Анатолий Данилович успокоился. А ее потянуло за язык.
— Может, я сама за наркотики сидела?
— Нет, ты не наркоманка, — уверенно мотнул он головой.
— Вы что, ясновидящий?
— Нет, но тебя вижу… Что душа у тебя чистая, вижу. Черствая корка на ней, но это пройдет…
— Может, еще скажете, за что я сидела? — развеселилась Евгения.
— Не знаю… Но ты невиновна.
— Может, ваше второе имя Нострадамус?
— Нет. Просто я много в этой жизни повидал. И людей насквозь вижу…
— Не знаю, не знаю…
Евгения почти уверена была в том, что старик нарочно поет ей дифирамбы. Бывает же, что и в семьдесят лет мужчину активно интересуют женщины. Может, потому он и пытается размягчить ей мозги, что хочет ее совратить. Возможно, думает сейчас, что есть у него шансы. Молодая зэчка, соскучившаяся в заточении по мужской ласке… Евгения с неприязнью и угрожающе глянула на попутчика. Пусть только попробует рукам волю дать, так по своим непристойностям получит, что никакой нитроглицерин не поможет.
— Что-то не так? — настороженно спросил Анатолий Данилович.
Ему явно не понравился ее взгляд.
— Свистеть не надо… Душа у меня чистая, — хмыкнула она. — Еще скажите, что краше женщины не встречали.

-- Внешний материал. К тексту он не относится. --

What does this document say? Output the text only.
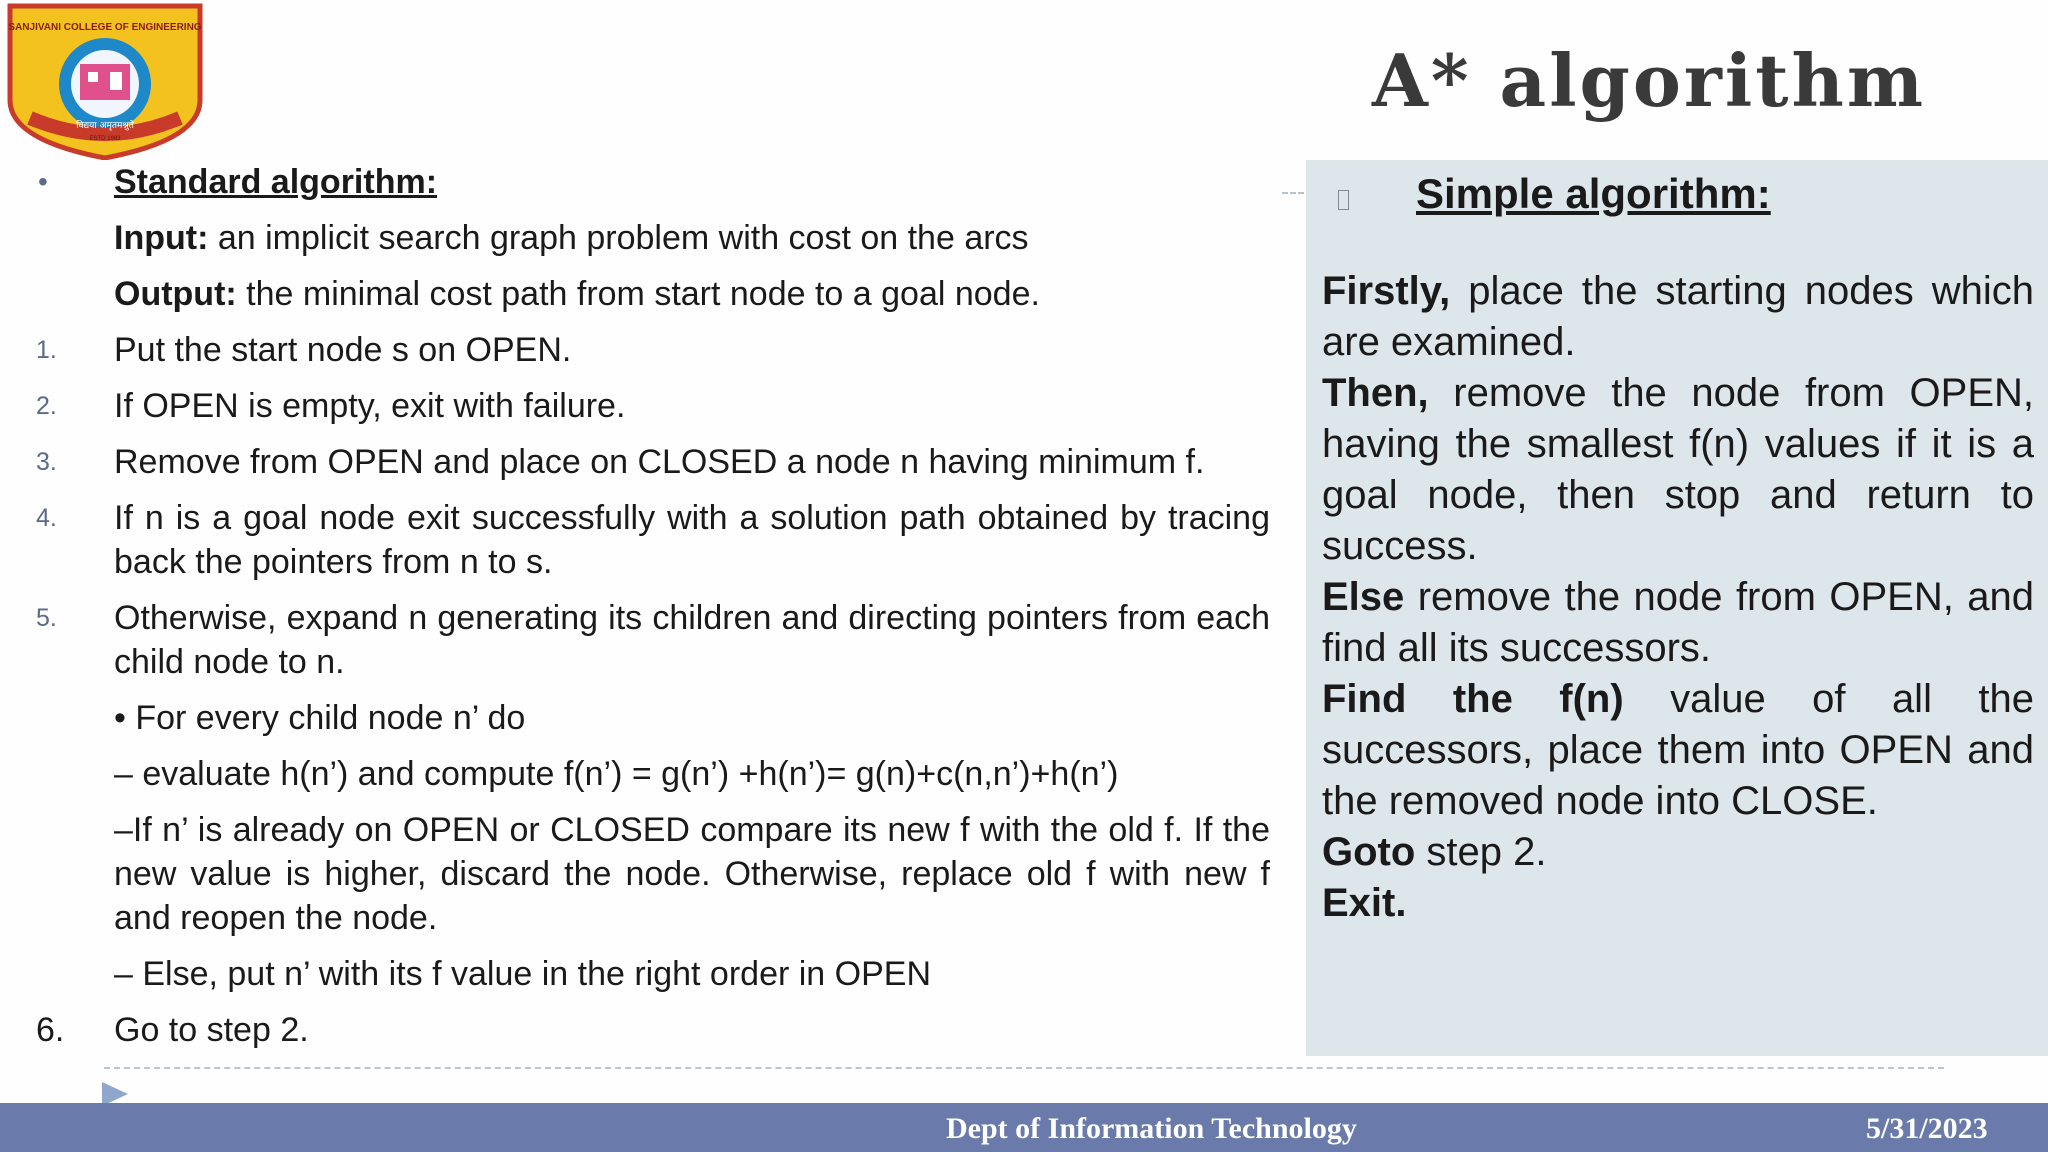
SANJIVANI COLLEGE OF ENGINEERING
विद्यया अमृतमश्नुते
ESTD 1983
A* algorithm
• Standard algorithm:
Input: an implicit search graph problem with cost on the arcs
Output: the minimal cost path from start node to a goal node.
1. Put the start node s on OPEN.
2. If OPEN is empty, exit with failure.
3. Remove from OPEN and place on CLOSED a node n having minimum f.
4. If n is a goal node exit successfully with a solution path obtained by tracing back the pointers from n to s.
5. Otherwise, expand n generating its children and directing pointers from each child node to n.
• For every child node n’ do
– evaluate h(n’) and compute f(n’) = g(n’) +h(n’)= g(n)+c(n,n’)+h(n’)
–If n’ is already on OPEN or CLOSED compare its new f with the old f. If the new value is higher, discard the node. Otherwise, replace old f with new f and reopen the node.
– Else, put n’ with its f value in the right order in OPEN
6. Go to step 2.
Simple algorithm:

Firstly, place the starting nodes which are examined.

Then, remove the node from OPEN, having the smallest f(n) values if it is a goal node, then stop and return to success.

Else remove the node from OPEN, and find all its successors.

Find the f(n) value of all the successors, place them into OPEN and the removed node into CLOSE.

Goto step 2.

Exit.

Dept of Information Technology	5/31/2023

— И скажу… Вы, Женя, богаты внутренней красотой.
— Только внутренней?
— Не хочу вас обидеть… Но внешне…
— Что внешне? — обеспокоенно глянула на него Евгения.
— Ну, я думаю, нам совсем не обязательно обсуждать вашу внешность, — еще больше смутился старик.
— А если обязательно?.. Неужели не нравлюсь?
— Нравитесь. Очень.
— Но вас привлекает только внутренняя красота. А внешняя?
— Ну, может, вы кому и понравитесь внешне… Вы не в моем вкусе, Женя… Да и какая вам разница, нравитесь вы мне или нет?